If you ask a pro for feedback; especially one that demands a lot from themselves (like most folks at the top of their game), you will be judged as a pro.

I have been on both sides of this, on the asking side, as an artist, and on the judging side, as a software developer.


There are few signs of becoming a "master" at software development, but I'd say one of them is gaining a better understanding of how to judge beginners.

Eventually you reach a level of mastery where with just as little effort as you see the beginner's mistakes, you see the thought process that lead to those mistakes.

As soon as you're not a beginner their mistakes seem obvious, but approaching varied and complex problems often enough eventually gives way to the realization most beginner mistakes have similar underlying causes to the "professional" mistakes.
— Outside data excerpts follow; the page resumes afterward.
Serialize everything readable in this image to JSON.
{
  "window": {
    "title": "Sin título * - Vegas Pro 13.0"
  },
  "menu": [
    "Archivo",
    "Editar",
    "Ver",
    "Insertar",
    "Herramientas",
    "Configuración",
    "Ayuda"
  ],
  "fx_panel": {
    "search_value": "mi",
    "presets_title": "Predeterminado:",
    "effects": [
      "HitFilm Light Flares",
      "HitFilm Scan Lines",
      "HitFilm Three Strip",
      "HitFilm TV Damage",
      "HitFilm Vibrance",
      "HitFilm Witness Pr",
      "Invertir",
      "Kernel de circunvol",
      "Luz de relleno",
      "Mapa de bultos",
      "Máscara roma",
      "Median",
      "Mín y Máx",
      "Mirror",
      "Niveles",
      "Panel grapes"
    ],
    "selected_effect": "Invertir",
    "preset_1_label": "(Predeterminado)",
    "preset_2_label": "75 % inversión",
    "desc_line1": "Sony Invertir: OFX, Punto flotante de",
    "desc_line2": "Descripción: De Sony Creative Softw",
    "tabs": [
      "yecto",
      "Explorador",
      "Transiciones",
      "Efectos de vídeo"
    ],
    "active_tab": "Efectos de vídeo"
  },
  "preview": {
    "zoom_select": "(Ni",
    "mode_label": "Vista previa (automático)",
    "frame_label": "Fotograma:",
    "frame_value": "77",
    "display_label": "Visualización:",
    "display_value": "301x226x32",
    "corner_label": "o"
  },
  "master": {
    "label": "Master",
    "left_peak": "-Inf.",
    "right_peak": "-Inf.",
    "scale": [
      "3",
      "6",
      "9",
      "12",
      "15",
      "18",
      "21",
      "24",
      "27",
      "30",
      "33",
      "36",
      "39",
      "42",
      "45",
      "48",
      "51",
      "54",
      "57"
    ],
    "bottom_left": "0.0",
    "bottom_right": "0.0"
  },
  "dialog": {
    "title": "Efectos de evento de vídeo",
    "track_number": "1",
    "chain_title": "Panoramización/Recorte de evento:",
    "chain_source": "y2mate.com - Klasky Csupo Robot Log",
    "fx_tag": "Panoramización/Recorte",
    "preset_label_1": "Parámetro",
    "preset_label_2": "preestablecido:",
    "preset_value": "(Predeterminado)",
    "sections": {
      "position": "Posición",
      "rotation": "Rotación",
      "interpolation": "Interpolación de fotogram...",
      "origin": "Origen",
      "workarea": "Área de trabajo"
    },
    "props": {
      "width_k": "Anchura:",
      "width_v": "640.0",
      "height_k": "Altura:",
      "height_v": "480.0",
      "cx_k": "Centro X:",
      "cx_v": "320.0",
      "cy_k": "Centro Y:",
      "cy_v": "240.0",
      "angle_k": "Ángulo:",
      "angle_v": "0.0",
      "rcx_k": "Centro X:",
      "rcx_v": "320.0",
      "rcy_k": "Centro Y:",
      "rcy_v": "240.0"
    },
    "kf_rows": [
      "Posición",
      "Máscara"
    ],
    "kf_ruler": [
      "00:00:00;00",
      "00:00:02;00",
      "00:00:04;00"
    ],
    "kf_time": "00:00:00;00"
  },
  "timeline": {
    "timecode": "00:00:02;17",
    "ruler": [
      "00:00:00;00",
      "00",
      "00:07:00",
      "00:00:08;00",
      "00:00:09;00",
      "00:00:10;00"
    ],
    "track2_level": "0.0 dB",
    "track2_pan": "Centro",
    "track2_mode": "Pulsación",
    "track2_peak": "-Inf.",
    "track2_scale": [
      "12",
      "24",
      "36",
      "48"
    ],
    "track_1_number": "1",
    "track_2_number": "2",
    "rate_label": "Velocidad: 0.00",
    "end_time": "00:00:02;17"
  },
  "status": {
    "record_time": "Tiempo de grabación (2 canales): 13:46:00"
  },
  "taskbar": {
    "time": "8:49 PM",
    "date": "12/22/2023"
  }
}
It's only how far you need to zoom out to see the underlying cause of the mistake that changes.

The beginner does a poor job defining requirements so their Hello [name] generator form breaks when the user types in "\n John". They only made a label tall enough to show one line of text. They see it as "I didn't make the label autosize" or something though, even when told the solution.

The professional does a similarly poor job with requirements, and the system breaks down on some unexpected input in production months down the line... the professional might save the day and write a slick postmortem about how they saved the day using their skills. But it takes a lot more experience to reach the point where that experience evolves into a blanket change for project kickoffs for example, so the owners of external systems can better define requirements that affect them.

I don't know professional writing well enough to know if the situation is similar.